The auditors have particularly flagged irregularities surrounding the procurement, noting, for instance, that while goods were purportedly purchased and paid for at the ministry headquarters, the same were received and stored in Kemsa warehouses, where a parallel procurement for similar goods had been made, “making it difficult to probe the two and raising the prospects of possible double payments for the same supply.”
The ministry also closed the financial year 2015/16 with Sh2.4 billion pending bills, which the auditors found to have mainly arisen from illegal overspending made in contravention of the Constitution and the Public Finance Management Act.
The auditors say the mountain of pending bills is particularly questionable because the government runs a cash-based accounting system — meaning that accruals or prepayments are not allowed.
“Based on the foregoing, the financial statements presented to the Auditor-General contain material mis-statement of approximately Sh2.4 billion in form of pending bills,” the auditors wrote to Dr Mailu in a separate memo dated October 10, 2016.
The Sh2.4 billion overspending is captured in a series of transactions running into hundreds of millions of shillings.
The ministry, for instance, spent in excess of Sh413.6 million to construct buildings, partly aided by illegal expansion of authorised allocations by a massive Sh350 million.
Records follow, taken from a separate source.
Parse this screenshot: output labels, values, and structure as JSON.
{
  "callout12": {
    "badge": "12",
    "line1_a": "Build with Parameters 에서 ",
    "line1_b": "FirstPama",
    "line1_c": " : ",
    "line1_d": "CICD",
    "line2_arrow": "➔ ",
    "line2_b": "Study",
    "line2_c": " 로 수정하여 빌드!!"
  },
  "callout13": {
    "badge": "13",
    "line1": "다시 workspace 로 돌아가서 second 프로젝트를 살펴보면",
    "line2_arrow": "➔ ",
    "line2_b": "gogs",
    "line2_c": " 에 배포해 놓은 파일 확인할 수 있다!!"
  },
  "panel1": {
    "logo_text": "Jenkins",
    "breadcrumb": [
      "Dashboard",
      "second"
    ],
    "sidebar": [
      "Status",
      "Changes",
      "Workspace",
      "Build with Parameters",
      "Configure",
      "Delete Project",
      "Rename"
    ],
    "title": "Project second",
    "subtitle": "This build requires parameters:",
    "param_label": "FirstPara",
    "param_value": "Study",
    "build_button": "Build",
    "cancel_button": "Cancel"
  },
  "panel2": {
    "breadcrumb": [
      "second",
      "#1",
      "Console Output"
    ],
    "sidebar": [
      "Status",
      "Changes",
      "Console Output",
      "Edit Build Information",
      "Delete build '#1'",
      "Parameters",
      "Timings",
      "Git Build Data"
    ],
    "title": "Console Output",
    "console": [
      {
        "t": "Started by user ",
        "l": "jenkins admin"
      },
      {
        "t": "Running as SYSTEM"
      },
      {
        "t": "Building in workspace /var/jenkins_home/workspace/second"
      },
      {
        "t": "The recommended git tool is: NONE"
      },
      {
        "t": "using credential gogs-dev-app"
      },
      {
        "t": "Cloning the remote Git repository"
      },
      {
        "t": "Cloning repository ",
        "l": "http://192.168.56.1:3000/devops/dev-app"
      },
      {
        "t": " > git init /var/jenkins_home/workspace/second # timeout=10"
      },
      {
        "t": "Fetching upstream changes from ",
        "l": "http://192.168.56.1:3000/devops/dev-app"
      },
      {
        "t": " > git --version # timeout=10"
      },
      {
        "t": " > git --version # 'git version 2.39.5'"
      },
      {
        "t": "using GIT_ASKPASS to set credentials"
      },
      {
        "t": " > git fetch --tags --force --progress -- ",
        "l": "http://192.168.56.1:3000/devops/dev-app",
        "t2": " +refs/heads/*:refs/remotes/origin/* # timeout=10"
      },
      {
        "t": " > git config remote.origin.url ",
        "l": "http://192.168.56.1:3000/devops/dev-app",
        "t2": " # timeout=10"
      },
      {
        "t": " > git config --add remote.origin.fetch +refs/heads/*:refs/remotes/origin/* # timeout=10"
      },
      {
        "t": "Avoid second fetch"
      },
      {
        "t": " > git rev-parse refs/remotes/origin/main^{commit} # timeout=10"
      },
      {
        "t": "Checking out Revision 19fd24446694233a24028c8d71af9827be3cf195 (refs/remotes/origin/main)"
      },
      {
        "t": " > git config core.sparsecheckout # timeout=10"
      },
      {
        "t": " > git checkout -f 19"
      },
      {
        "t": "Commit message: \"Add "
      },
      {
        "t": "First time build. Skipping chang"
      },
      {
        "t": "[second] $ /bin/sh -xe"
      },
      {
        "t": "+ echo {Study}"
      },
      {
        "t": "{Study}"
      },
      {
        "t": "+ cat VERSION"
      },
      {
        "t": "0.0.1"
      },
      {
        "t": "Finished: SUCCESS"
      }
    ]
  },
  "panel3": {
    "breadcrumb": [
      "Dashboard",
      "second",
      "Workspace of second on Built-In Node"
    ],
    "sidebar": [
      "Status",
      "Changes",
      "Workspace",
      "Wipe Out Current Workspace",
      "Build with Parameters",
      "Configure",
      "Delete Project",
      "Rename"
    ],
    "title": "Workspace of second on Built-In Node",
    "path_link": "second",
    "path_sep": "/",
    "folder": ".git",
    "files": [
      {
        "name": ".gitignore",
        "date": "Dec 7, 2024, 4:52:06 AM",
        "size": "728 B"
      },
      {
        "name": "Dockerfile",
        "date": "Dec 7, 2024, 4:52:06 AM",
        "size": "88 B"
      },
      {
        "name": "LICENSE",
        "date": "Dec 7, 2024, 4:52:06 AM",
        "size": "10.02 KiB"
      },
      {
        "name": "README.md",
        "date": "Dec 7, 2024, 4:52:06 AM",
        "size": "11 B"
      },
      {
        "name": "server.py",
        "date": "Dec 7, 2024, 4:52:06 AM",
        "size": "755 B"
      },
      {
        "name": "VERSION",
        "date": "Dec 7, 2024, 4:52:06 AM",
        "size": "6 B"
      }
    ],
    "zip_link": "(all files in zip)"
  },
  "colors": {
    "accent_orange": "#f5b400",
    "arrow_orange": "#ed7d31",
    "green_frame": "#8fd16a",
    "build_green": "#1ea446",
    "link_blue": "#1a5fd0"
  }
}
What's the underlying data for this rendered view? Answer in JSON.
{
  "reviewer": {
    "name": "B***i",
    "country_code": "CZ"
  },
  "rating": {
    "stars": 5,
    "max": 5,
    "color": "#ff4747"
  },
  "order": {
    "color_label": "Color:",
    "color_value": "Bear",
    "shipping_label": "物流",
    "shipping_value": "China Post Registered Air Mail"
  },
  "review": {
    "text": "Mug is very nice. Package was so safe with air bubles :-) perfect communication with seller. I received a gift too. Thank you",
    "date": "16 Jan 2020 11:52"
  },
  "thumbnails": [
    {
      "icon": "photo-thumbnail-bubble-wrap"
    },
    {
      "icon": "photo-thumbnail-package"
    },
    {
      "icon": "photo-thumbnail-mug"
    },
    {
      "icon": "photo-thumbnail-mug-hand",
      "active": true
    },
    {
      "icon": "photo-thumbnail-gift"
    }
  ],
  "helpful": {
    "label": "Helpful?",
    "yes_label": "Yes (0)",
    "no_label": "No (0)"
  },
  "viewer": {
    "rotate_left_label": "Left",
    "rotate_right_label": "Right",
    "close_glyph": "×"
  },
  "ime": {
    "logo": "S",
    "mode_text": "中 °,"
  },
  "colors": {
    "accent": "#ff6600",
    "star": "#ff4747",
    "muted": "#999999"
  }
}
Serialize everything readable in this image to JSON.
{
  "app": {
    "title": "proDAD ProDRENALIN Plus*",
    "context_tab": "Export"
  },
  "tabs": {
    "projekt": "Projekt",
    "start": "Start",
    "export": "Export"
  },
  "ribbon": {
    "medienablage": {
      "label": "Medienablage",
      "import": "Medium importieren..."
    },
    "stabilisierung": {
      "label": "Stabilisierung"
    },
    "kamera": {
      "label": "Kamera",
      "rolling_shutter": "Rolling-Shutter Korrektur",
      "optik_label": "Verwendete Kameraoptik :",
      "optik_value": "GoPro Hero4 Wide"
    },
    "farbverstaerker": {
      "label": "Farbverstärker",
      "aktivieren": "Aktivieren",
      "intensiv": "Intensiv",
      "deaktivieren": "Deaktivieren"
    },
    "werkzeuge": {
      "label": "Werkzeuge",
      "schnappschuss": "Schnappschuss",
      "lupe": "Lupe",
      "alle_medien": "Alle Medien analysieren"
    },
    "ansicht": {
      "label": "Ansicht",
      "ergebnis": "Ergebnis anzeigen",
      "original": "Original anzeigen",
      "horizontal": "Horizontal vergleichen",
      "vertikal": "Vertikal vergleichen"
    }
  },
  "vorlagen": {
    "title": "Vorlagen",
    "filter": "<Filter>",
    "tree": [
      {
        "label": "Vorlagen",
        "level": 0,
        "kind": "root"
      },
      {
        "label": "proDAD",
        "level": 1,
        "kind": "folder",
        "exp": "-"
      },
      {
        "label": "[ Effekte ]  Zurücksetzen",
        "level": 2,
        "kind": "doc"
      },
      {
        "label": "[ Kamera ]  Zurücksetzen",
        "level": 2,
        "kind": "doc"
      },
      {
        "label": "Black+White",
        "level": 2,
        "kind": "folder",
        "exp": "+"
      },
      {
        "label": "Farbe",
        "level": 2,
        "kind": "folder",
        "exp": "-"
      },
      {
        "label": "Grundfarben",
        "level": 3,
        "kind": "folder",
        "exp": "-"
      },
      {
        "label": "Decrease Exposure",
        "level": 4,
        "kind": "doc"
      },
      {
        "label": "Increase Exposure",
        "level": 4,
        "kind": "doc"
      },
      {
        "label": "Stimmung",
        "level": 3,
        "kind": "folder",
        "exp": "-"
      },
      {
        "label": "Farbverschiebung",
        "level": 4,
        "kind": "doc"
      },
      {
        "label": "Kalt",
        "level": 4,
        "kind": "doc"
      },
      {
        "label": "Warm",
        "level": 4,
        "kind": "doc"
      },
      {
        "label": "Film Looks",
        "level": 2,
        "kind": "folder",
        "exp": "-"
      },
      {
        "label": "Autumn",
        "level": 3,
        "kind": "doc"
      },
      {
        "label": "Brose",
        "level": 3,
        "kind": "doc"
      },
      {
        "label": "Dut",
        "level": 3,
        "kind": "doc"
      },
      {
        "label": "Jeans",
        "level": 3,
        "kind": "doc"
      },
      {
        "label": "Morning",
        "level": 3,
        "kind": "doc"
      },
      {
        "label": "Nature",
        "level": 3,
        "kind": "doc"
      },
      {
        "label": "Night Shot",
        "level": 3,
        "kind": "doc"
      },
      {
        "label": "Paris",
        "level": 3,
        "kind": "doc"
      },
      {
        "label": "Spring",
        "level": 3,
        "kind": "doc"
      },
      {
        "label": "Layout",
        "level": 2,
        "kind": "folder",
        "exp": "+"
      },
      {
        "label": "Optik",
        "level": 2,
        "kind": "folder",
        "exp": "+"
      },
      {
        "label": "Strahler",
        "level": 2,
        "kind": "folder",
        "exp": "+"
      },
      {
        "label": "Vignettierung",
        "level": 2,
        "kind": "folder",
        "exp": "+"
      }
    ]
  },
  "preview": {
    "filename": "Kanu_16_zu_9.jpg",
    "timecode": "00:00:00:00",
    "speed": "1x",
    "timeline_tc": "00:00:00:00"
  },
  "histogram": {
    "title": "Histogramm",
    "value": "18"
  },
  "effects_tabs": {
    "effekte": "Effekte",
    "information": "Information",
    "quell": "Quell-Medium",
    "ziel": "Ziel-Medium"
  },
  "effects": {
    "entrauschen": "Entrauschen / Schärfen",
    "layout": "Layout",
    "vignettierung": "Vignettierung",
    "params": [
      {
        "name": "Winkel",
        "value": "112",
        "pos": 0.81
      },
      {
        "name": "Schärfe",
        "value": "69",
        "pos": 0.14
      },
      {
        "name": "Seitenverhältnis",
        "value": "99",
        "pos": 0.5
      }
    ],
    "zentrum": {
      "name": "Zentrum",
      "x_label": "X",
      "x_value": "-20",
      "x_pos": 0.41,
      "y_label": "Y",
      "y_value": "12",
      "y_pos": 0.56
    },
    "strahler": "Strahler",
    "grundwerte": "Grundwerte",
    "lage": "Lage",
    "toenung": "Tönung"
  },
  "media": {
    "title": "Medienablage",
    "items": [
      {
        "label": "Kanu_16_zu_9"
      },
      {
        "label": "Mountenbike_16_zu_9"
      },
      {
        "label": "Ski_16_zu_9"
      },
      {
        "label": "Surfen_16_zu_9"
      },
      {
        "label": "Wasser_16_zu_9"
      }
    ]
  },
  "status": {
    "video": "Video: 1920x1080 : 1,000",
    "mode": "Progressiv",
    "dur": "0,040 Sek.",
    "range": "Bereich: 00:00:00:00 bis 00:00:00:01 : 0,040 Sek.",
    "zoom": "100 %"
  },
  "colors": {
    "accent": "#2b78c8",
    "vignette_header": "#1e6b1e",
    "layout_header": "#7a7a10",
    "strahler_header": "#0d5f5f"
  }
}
The audit says ministry officials manipulated IFMIS to effect the fraudulent transactions where two counties and 10 firms were paid money that the report says was not intended for the allocation.
The payments are classified as arising from unavoidable and unforeseen circumstances — a move the auditors say is suspect.
“Unless there was a disaster rendering people homeless, construction of buildings cannot be classified as unavoidable and unforeseen circumstances and hence the supplementary estimates under this account were contrary to the provisions of the Constitution and PFM Act, 2012,” the audit report says.
The trail of payments is spread countrywide, pulling in Bungoma and Lamu counties which received Sh100 million each, while Lizol Chem Company was paid Sh28.6 million for construction of buildings under the special provision.
Other recipients of the money were Mindray Med Kenya (Sh159 million), Bulecon Associates (Sh42 million) and Mecoy Consultant (Sh37 million).
The report also points to loss of millions of shillings in grants to the Kenya Medical Training Centre (KMTC) where the ministry overspent Sh268.8 million and presented records that were in conflict with the electronic trail available on IFMIS, pointing to fraud.
KMTC’s records show it has pending bills (the cover for overspending) of Sh184 million while the excess expenditure is captured on IFMIS as Sh268.8 million.
“This raises a red flag on possible misappropriation of funds which might have caused the overexpenditure,” the audit says.